No império islâmico, Nasir al-Din al-Tusi usou o fenômeno dos cometas para refutar a afirmação de Ptolomeu de que uma Terra estacionária pode ser determinada por meio da observação. [22] Ali Qushji, em seu Concerning the Supposed Dependence of Astronomy on Philosophy, rejeitou a física aristotélica e separou completamente a filosofia natural da astronomia.
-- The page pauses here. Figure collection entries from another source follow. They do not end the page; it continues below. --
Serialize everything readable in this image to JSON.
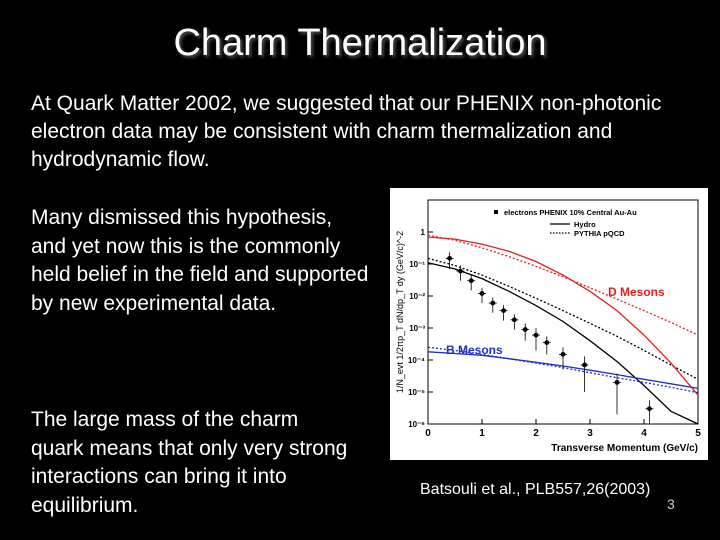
{
  "slide": {
    "title": "Charm Thermalization",
    "paragraph1": "At Quark Matter 2002, we suggested that our PHENIX non-photonic electron data may be consistent with charm thermalization and hydrodynamic flow.",
    "paragraph2": "Many dismissed this hypothesis, and yet now this is the commonly held belief in the field and supported by new experimental data.",
    "paragraph3": "The large mass of the charm quark means that only very strong interactions can bring it into equilibrium.",
    "citation": "Batsouli et al., PLB557,26(2003)",
    "slide_number": "3"
  },
  "chart_data": {
    "type": "scatter",
    "log_y": true,
    "xlabel": "Transverse Momentum (GeV/c)",
    "ylabel": "1/N_evt 1/2πp_T dN/dp_T dy (GeV/c)^-2",
    "xlim": [
      0,
      5
    ],
    "ylim": [
      1e-06,
      10
    ],
    "xticks": [
      "0",
      "1",
      "2",
      "3",
      "4",
      "5"
    ],
    "yticks": [
      "1",
      "10⁻¹",
      "10⁻²",
      "10⁻³",
      "10⁻⁴",
      "10⁻⁵",
      "10⁻⁶"
    ],
    "legend": {
      "position": "top-right",
      "entries": [
        {
          "label": "electrons PHENIX 10% Central Au-Au",
          "style": "marker"
        },
        {
          "label": "Hydro",
          "style": "solid"
        },
        {
          "label": "PYTHIA pQCD",
          "style": "dotted"
        }
      ]
    },
    "annotations": [
      {
        "text": "D Mesons",
        "color": "#e02020"
      },
      {
        "text": "B Mesons",
        "color": "#2030c0"
      }
    ],
    "colors": {
      "d_mesons": "#e02020",
      "b_mesons": "#2030c0",
      "data": "#000000"
    },
    "series": [
      {
        "name": "electrons PHENIX 10% Central Au-Au",
        "kind": "points",
        "x": [
          0.4,
          0.6,
          0.8,
          1.0,
          1.2,
          1.4,
          1.6,
          1.8,
          2.0,
          2.2,
          2.5,
          2.9,
          3.5,
          4.1
        ],
        "y": [
          0.15,
          0.06,
          0.03,
          0.012,
          0.006,
          0.0035,
          0.0018,
          0.0009,
          0.0006,
          0.00035,
          0.00015,
          7e-05,
          2e-05,
          3e-06
        ],
        "yerr": [
          0.08,
          0.03,
          0.015,
          0.006,
          0.003,
          0.0018,
          0.0009,
          0.0005,
          0.0004,
          0.0002,
          0.0001,
          6e-05,
          1.8e-05,
          2.5e-06
        ]
      },
      {
        "name": "Hydro",
        "kind": "line",
        "line": "solid",
        "x": [
          0.0,
          0.5,
          1.0,
          1.5,
          2.0,
          2.5,
          3.0,
          3.5,
          4.0,
          4.5,
          5.0
        ],
        "y": [
          0.11,
          0.07,
          0.035,
          0.014,
          0.005,
          0.0016,
          0.0004,
          9e-05,
          1.6e-05,
          2.5e-06,
          3e-07
        ]
      },
      {
        "name": "PYTHIA pQCD",
        "kind": "line",
        "line": "dotted",
        "x": [
          0.0,
          0.5,
          1.0,
          1.5,
          2.0,
          2.5,
          3.0,
          3.5,
          4.0,
          4.5,
          5.0
        ],
        "y": [
          0.15,
          0.09,
          0.045,
          0.02,
          0.0085,
          0.0035,
          0.0014,
          0.00055,
          0.0002,
          7e-05,
          2.5e-05
        ]
      },
      {
        "name": "Hydro",
        "kind": "line",
        "line": "solid",
        "color": "#e02020",
        "x": [
          0.0,
          0.5,
          1.0,
          1.5,
          2.0,
          2.5,
          3.0,
          3.5,
          4.0,
          4.5,
          5.0
        ],
        "y": [
          0.7,
          0.6,
          0.42,
          0.25,
          0.12,
          0.045,
          0.014,
          0.0035,
          0.0006,
          8e-05,
          8e-06
        ]
      },
      {
        "name": "PYTHIA pQCD",
        "kind": "line",
        "line": "dotted",
        "color": "#e02020",
        "x": [
          0.0,
          0.5,
          1.0,
          1.5,
          2.0,
          2.5,
          3.0,
          3.5,
          4.0,
          4.5,
          5.0
        ],
        "y": [
          0.8,
          0.55,
          0.32,
          0.17,
          0.085,
          0.04,
          0.018,
          0.008,
          0.0035,
          0.0015,
          0.0006
        ]
      },
      {
        "name": "Hydro",
        "kind": "line",
        "line": "solid",
        "color": "#2030c0",
        "x": [
          0.0,
          0.5,
          1.0,
          1.5,
          2.0,
          2.5,
          3.0,
          3.5,
          4.0,
          4.5,
          5.0
        ],
        "y": [
          0.00018,
          0.00016,
          0.00014,
          0.00011,
          8.5e-05,
          6.5e-05,
          4.8e-05,
          3.5e-05,
          2.5e-05,
          1.8e-05,
          1.3e-05
        ]
      },
      {
        "name": "PYTHIA pQCD",
        "kind": "line",
        "line": "dotted",
        "color": "#2030c0",
        "x": [
          0.0,
          0.5,
          1.0,
          1.5,
          2.0,
          2.5,
          3.0,
          3.5,
          4.0,
          4.5,
          5.0
        ],
        "y": [
          0.00025,
          0.0002,
          0.00015,
          0.00011,
          8e-05,
          5.8e-05,
          4e-05,
          2.8e-05,
          2e-05,
          1.4e-05,
          9.5e-06
        ]
      }
    ]
  }
}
Depois de observar cometas, Ali Qushji concluiu, com base em evidências empíricas e não em filosofia especulativa, que a teoria da Terra em movimento é tão provável de ser verdadeira quanto a teoria da Terra estacionária e que não é possível deduzir empiricamente qual teoria é verdadeira. [23]
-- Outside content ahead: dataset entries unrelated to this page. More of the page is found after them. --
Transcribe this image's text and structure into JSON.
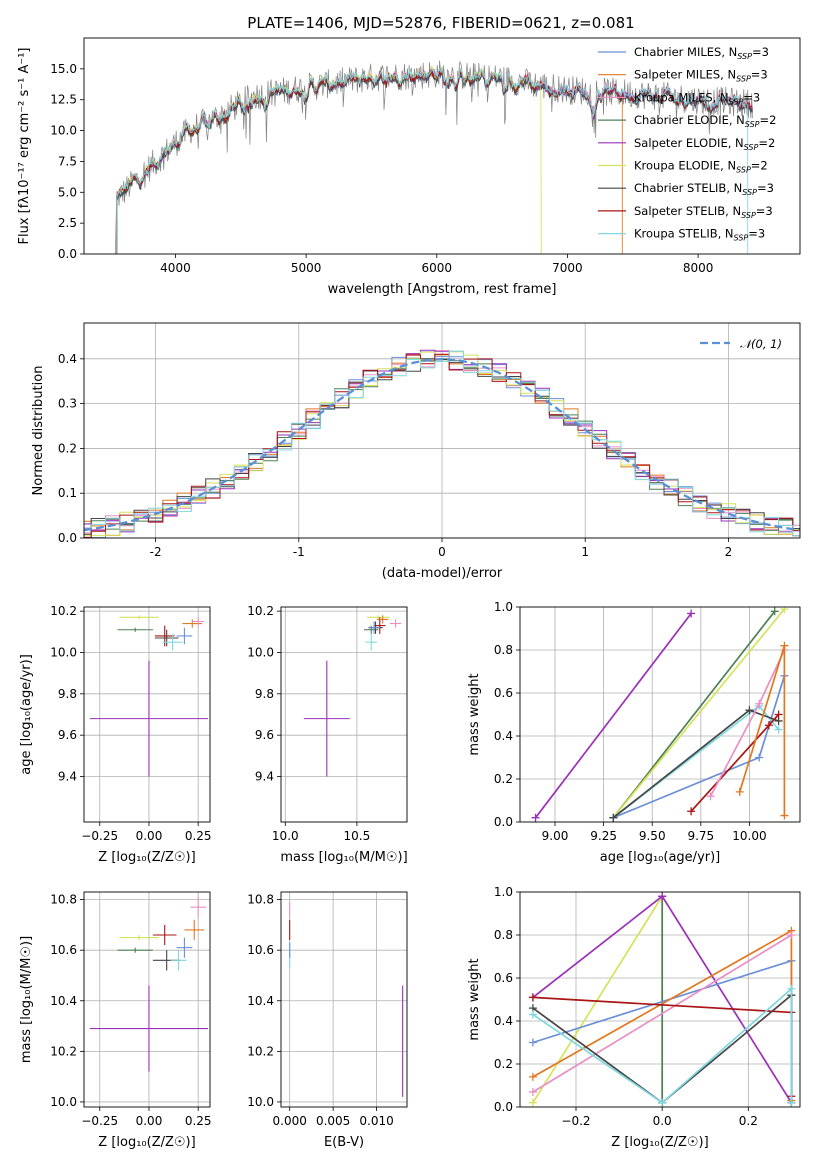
{
  "colors": {
    "Chabrier MILES": "#6a8fd8",
    "Salpeter MILES": "#e07820",
    "Kroupa MILES": "#e98fc5",
    "Chabrier ELODIE": "#4e8055",
    "Salpeter ELODIE": "#9a30b8",
    "Kroupa ELODIE": "#d6e25a",
    "Chabrier STELIB": "#454545",
    "Salpeter STELIB": "#aa1515",
    "Kroupa STELIB": "#7fd8e0",
    "gaussian": "#5b8fd8",
    "spectrum": "#808080",
    "grid": "#b0b0b0"
  },
  "chart_data": [
    {
      "id": "spectrum",
      "type": "line",
      "title": "PLATE=1406, MJD=52876, FIBERID=0621, z=0.081",
      "xlabel": "wavelength [Angstrom, rest frame]",
      "ylabel": "Flux [fλ10⁻¹⁷ erg cm⁻² s⁻¹ A⁻¹]",
      "xlim": [
        3300,
        8780
      ],
      "ylim": [
        0,
        17.5
      ],
      "xticks": [
        4000,
        5000,
        6000,
        7000,
        8000
      ],
      "yticks": [
        0.0,
        2.5,
        5.0,
        7.5,
        10.0,
        12.5,
        15.0
      ],
      "legend": [
        "Chabrier MILES, N_SSP=3",
        "Salpeter MILES, N_SSP=3",
        "Kroupa MILES, N_SSP=3",
        "Chabrier ELODIE, N_SSP=2",
        "Salpeter ELODIE, N_SSP=2",
        "Kroupa ELODIE, N_SSP=2",
        "Chabrier STELIB, N_SSP=3",
        "Salpeter STELIB, N_SSP=3",
        "Kroupa STELIB, N_SSP=3"
      ],
      "continuum": [
        [
          3550,
          4.5
        ],
        [
          3700,
          6.0
        ],
        [
          3900,
          8.0
        ],
        [
          4100,
          10.0
        ],
        [
          4300,
          11.0
        ],
        [
          4600,
          12.8
        ],
        [
          5000,
          13.5
        ],
        [
          5500,
          14.3
        ],
        [
          6000,
          14.6
        ],
        [
          6500,
          14.2
        ],
        [
          7000,
          13.3
        ],
        [
          7500,
          13.0
        ],
        [
          8000,
          12.5
        ],
        [
          8400,
          12.2
        ]
      ],
      "series_cutoffs": {
        "Kroupa ELODIE": 6800,
        "Salpeter MILES": 7420,
        "Kroupa STELIB": 8380
      }
    },
    {
      "id": "residuals",
      "type": "histogram",
      "xlabel": "(data-model)/error",
      "ylabel": "Normed distribution",
      "xlim": [
        -2.5,
        2.5
      ],
      "ylim": [
        0,
        0.48
      ],
      "xticks": [
        -2,
        -1,
        0,
        1,
        2
      ],
      "yticks": [
        0.0,
        0.1,
        0.2,
        0.3,
        0.4
      ],
      "bin_width": 0.1,
      "legend": [
        "𝒩(0, 1)"
      ]
    },
    {
      "id": "age_vs_Z",
      "type": "errorbar",
      "xlabel": "Z [log₁₀(Z/Z☉)]",
      "ylabel": "age  [log₁₀(age/yr)]",
      "xlim": [
        -0.33,
        0.31
      ],
      "ylim": [
        9.18,
        10.22
      ],
      "xticks": [
        -0.25,
        0.0,
        0.25
      ],
      "xticklabels": [
        "−0.25",
        "0.00",
        "0.25"
      ],
      "yticks": [
        9.4,
        9.6,
        9.8,
        10.0,
        10.2
      ],
      "points": [
        {
          "series": "Salpeter ELODIE",
          "x": 0.0,
          "y": 9.68,
          "xerr": 0.3,
          "yerr": 0.28
        },
        {
          "series": "Kroupa ELODIE",
          "x": -0.05,
          "y": 10.17,
          "xerr": 0.1,
          "yerr": 0.01
        },
        {
          "series": "Chabrier ELODIE",
          "x": -0.07,
          "y": 10.11,
          "xerr": 0.09,
          "yerr": 0.01
        },
        {
          "series": "Salpeter STELIB",
          "x": 0.08,
          "y": 10.08,
          "xerr": 0.05,
          "yerr": 0.05
        },
        {
          "series": "Chabrier STELIB",
          "x": 0.09,
          "y": 10.07,
          "xerr": 0.06,
          "yerr": 0.04
        },
        {
          "series": "Chabrier MILES",
          "x": 0.18,
          "y": 10.08,
          "xerr": 0.04,
          "yerr": 0.04
        },
        {
          "series": "Kroupa STELIB",
          "x": 0.12,
          "y": 10.05,
          "xerr": 0.05,
          "yerr": 0.04
        },
        {
          "series": "Salpeter MILES",
          "x": 0.22,
          "y": 10.14,
          "xerr": 0.05,
          "yerr": 0.02
        },
        {
          "series": "Kroupa MILES",
          "x": 0.25,
          "y": 10.15,
          "xerr": 0.03,
          "yerr": 0.02
        }
      ]
    },
    {
      "id": "age_vs_mass",
      "type": "errorbar",
      "xlabel": "mass [log₁₀(M/M☉)]",
      "xlim": [
        9.97,
        10.85
      ],
      "ylim": [
        9.18,
        10.22
      ],
      "xticks": [
        10.0,
        10.5
      ],
      "xticklabels": [
        "10.0",
        "10.5"
      ],
      "yticks": [
        9.4,
        9.6,
        9.8,
        10.0,
        10.2
      ],
      "points": [
        {
          "series": "Salpeter ELODIE",
          "x": 10.29,
          "y": 9.68,
          "xerr": 0.16,
          "yerr": 0.28
        },
        {
          "series": "Kroupa ELODIE",
          "x": 10.65,
          "y": 10.17,
          "xerr": 0.08,
          "yerr": 0.01
        },
        {
          "series": "Chabrier ELODIE",
          "x": 10.6,
          "y": 10.11,
          "xerr": 0.05,
          "yerr": 0.02
        },
        {
          "series": "Salpeter STELIB",
          "x": 10.66,
          "y": 10.13,
          "xerr": 0.04,
          "yerr": 0.04
        },
        {
          "series": "Chabrier STELIB",
          "x": 10.63,
          "y": 10.12,
          "xerr": 0.05,
          "yerr": 0.03
        },
        {
          "series": "Chabrier MILES",
          "x": 10.62,
          "y": 10.12,
          "xerr": 0.04,
          "yerr": 0.03
        },
        {
          "series": "Kroupa STELIB",
          "x": 10.6,
          "y": 10.05,
          "xerr": 0.04,
          "yerr": 0.04
        },
        {
          "series": "Salpeter MILES",
          "x": 10.68,
          "y": 10.16,
          "xerr": 0.04,
          "yerr": 0.02
        },
        {
          "series": "Kroupa MILES",
          "x": 10.77,
          "y": 10.14,
          "xerr": 0.04,
          "yerr": 0.02
        }
      ]
    },
    {
      "id": "weight_vs_age",
      "type": "line",
      "xlabel": "age  [log₁₀(age/yr)]",
      "ylabel": "mass weight",
      "xlim": [
        8.82,
        10.26
      ],
      "ylim": [
        0,
        1
      ],
      "xticks": [
        9.0,
        9.25,
        9.5,
        9.75,
        10.0
      ],
      "xticklabels": [
        "9.00",
        "9.25",
        "9.50",
        "9.75",
        "10.00"
      ],
      "yticks": [
        0.0,
        0.2,
        0.4,
        0.6,
        0.8,
        1.0
      ],
      "series": [
        {
          "name": "Salpeter ELODIE",
          "x": [
            8.9,
            9.7
          ],
          "y": [
            0.02,
            0.97
          ]
        },
        {
          "name": "Chabrier ELODIE",
          "x": [
            9.3,
            10.13
          ],
          "y": [
            0.02,
            0.98
          ]
        },
        {
          "name": "Kroupa ELODIE",
          "x": [
            9.3,
            10.18
          ],
          "y": [
            0.02,
            0.99
          ]
        },
        {
          "name": "Chabrier MILES",
          "x": [
            9.3,
            10.05,
            10.18
          ],
          "y": [
            0.02,
            0.3,
            0.68
          ]
        },
        {
          "name": "Kroupa STELIB",
          "x": [
            9.3,
            10.05,
            10.15
          ],
          "y": [
            0.02,
            0.54,
            0.43
          ]
        },
        {
          "name": "Chabrier STELIB",
          "x": [
            9.3,
            10.0,
            10.15
          ],
          "y": [
            0.02,
            0.52,
            0.47
          ]
        },
        {
          "name": "Salpeter STELIB",
          "x": [
            9.7,
            10.1,
            10.15
          ],
          "y": [
            0.05,
            0.45,
            0.5
          ]
        },
        {
          "name": "Kroupa MILES",
          "x": [
            9.8,
            10.05,
            10.18
          ],
          "y": [
            0.12,
            0.55,
            0.8
          ]
        },
        {
          "name": "Salpeter MILES",
          "x": [
            9.95,
            10.18,
            10.18
          ],
          "y": [
            0.14,
            0.82,
            0.03
          ]
        }
      ]
    },
    {
      "id": "mass_vs_Z",
      "type": "errorbar",
      "xlabel": "Z [log₁₀(Z/Z☉)]",
      "ylabel": "mass [log₁₀(M/M☉)]",
      "xlim": [
        -0.33,
        0.31
      ],
      "ylim": [
        9.98,
        10.83
      ],
      "xticks": [
        -0.25,
        0.0,
        0.25
      ],
      "xticklabels": [
        "−0.25",
        "0.00",
        "0.25"
      ],
      "yticks": [
        10.0,
        10.2,
        10.4,
        10.6,
        10.8
      ],
      "points": [
        {
          "series": "Salpeter ELODIE",
          "x": 0.0,
          "y": 10.29,
          "xerr": 0.3,
          "yerr": 0.17
        },
        {
          "series": "Kroupa ELODIE",
          "x": -0.05,
          "y": 10.65,
          "xerr": 0.1,
          "yerr": 0.01
        },
        {
          "series": "Chabrier ELODIE",
          "x": -0.07,
          "y": 10.6,
          "xerr": 0.09,
          "yerr": 0.01
        },
        {
          "series": "Salpeter STELIB",
          "x": 0.08,
          "y": 10.66,
          "xerr": 0.06,
          "yerr": 0.04
        },
        {
          "series": "Chabrier STELIB",
          "x": 0.09,
          "y": 10.56,
          "xerr": 0.07,
          "yerr": 0.04
        },
        {
          "series": "Chabrier MILES",
          "x": 0.18,
          "y": 10.61,
          "xerr": 0.04,
          "yerr": 0.04
        },
        {
          "series": "Kroupa STELIB",
          "x": 0.15,
          "y": 10.56,
          "xerr": 0.04,
          "yerr": 0.04
        },
        {
          "series": "Salpeter MILES",
          "x": 0.23,
          "y": 10.68,
          "xerr": 0.05,
          "yerr": 0.04
        },
        {
          "series": "Kroupa MILES",
          "x": 0.25,
          "y": 10.77,
          "xerr": 0.04,
          "yerr": 0.04
        }
      ]
    },
    {
      "id": "mass_vs_ebv",
      "type": "errorbar",
      "xlabel": "E(B-V)",
      "xlim": [
        -0.001,
        0.0135
      ],
      "ylim": [
        9.98,
        10.83
      ],
      "xticks": [
        0.0,
        0.005,
        0.01
      ],
      "xticklabels": [
        "0.000",
        "0.005",
        "0.010"
      ],
      "yticks": [
        10.0,
        10.2,
        10.4,
        10.6,
        10.8
      ],
      "points": [
        {
          "series": "Salpeter ELODIE",
          "x": 0.013,
          "y": 10.24,
          "xerr": 0,
          "yerr": 0.22
        },
        {
          "series": "Salpeter STELIB",
          "x": 0.0,
          "y": 10.68,
          "xerr": 0,
          "yerr": 0.04
        },
        {
          "series": "Kroupa STELIB",
          "x": 0.0,
          "y": 10.58,
          "xerr": 0,
          "yerr": 0.05
        },
        {
          "series": "Chabrier MILES",
          "x": 0.0,
          "y": 10.6,
          "xerr": 0,
          "yerr": 0.03
        },
        {
          "series": "Kroupa MILES",
          "x": 0.0,
          "y": 10.76,
          "xerr": 0,
          "yerr": 0.03
        }
      ]
    },
    {
      "id": "weight_vs_Z",
      "type": "line",
      "xlabel": "Z [log₁₀(Z/Z☉)]",
      "ylabel": "mass weight",
      "xlim": [
        -0.33,
        0.32
      ],
      "ylim": [
        0,
        1
      ],
      "xticks": [
        -0.2,
        0.0,
        0.2
      ],
      "xticklabels": [
        "−0.2",
        "0.0",
        "0.2"
      ],
      "yticks": [
        0.0,
        0.2,
        0.4,
        0.6,
        0.8,
        1.0
      ],
      "series": [
        {
          "name": "Kroupa ELODIE",
          "x": [
            -0.3,
            0.0,
            0.0
          ],
          "y": [
            0.02,
            0.98,
            0.02
          ]
        },
        {
          "name": "Chabrier ELODIE",
          "x": [
            0.0,
            0.0
          ],
          "y": [
            0.98,
            0.02
          ]
        },
        {
          "name": "Salpeter ELODIE",
          "x": [
            -0.3,
            0.0,
            0.3
          ],
          "y": [
            0.51,
            0.98,
            0.02
          ]
        },
        {
          "name": "Chabrier MILES",
          "x": [
            -0.3,
            0.3,
            0.3
          ],
          "y": [
            0.3,
            0.68,
            0.02
          ]
        },
        {
          "name": "Salpeter MILES",
          "x": [
            -0.3,
            0.3,
            0.3
          ],
          "y": [
            0.14,
            0.82,
            0.03
          ]
        },
        {
          "name": "Kroupa MILES",
          "x": [
            -0.3,
            0.3
          ],
          "y": [
            0.07,
            0.8
          ]
        },
        {
          "name": "Salpeter STELIB",
          "x": [
            -0.3,
            0.3,
            0.3
          ],
          "y": [
            0.51,
            0.44,
            0.05
          ]
        },
        {
          "name": "Chabrier STELIB",
          "x": [
            -0.3,
            0.0,
            0.3,
            0.3
          ],
          "y": [
            0.46,
            0.02,
            0.52,
            0.02
          ]
        },
        {
          "name": "Kroupa STELIB",
          "x": [
            -0.3,
            0.0,
            0.3,
            0.3
          ],
          "y": [
            0.43,
            0.02,
            0.55,
            0.02
          ]
        }
      ]
    }
  ]
}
Em meados dos anos 1500, um matemático chamado Jean Pena se opôs à teoria dos cometas de Aristóteles estudando a física e a matemática por trás dos fenômenos. Ele deduziu que os cometas mantinham sua aparência visual, independentemente da visão e do ângulo em que são observados perto do horizonte do sol. Pena argumentou que a orientação e o aparecimento dos cometas se deviam à física do espaço. Pena afirmou que os cometas estavam a uma distância mais distante da terra do que a lua, pois passaria pela lua em uma velocidade maior, devido aos efeitos da gravidade da terra. A cauda de um cometa aponta na direção do Sol enquanto ele se move através do espaço com base nas leis de refração. A cauda do cometa é composta por um elemento semelhante ao ar que é transparente como é visto no espaço, mas apenas quando está voltado para longe do sol. A visibilidade da cauda é explicada pelos raios solares refletidos na cauda.As Leis da Refração permitem que o olho humano veja visualmente a cauda de um cometa no espaço em uma posição diferente da que realmente está por causa do reflexo do sol. [24]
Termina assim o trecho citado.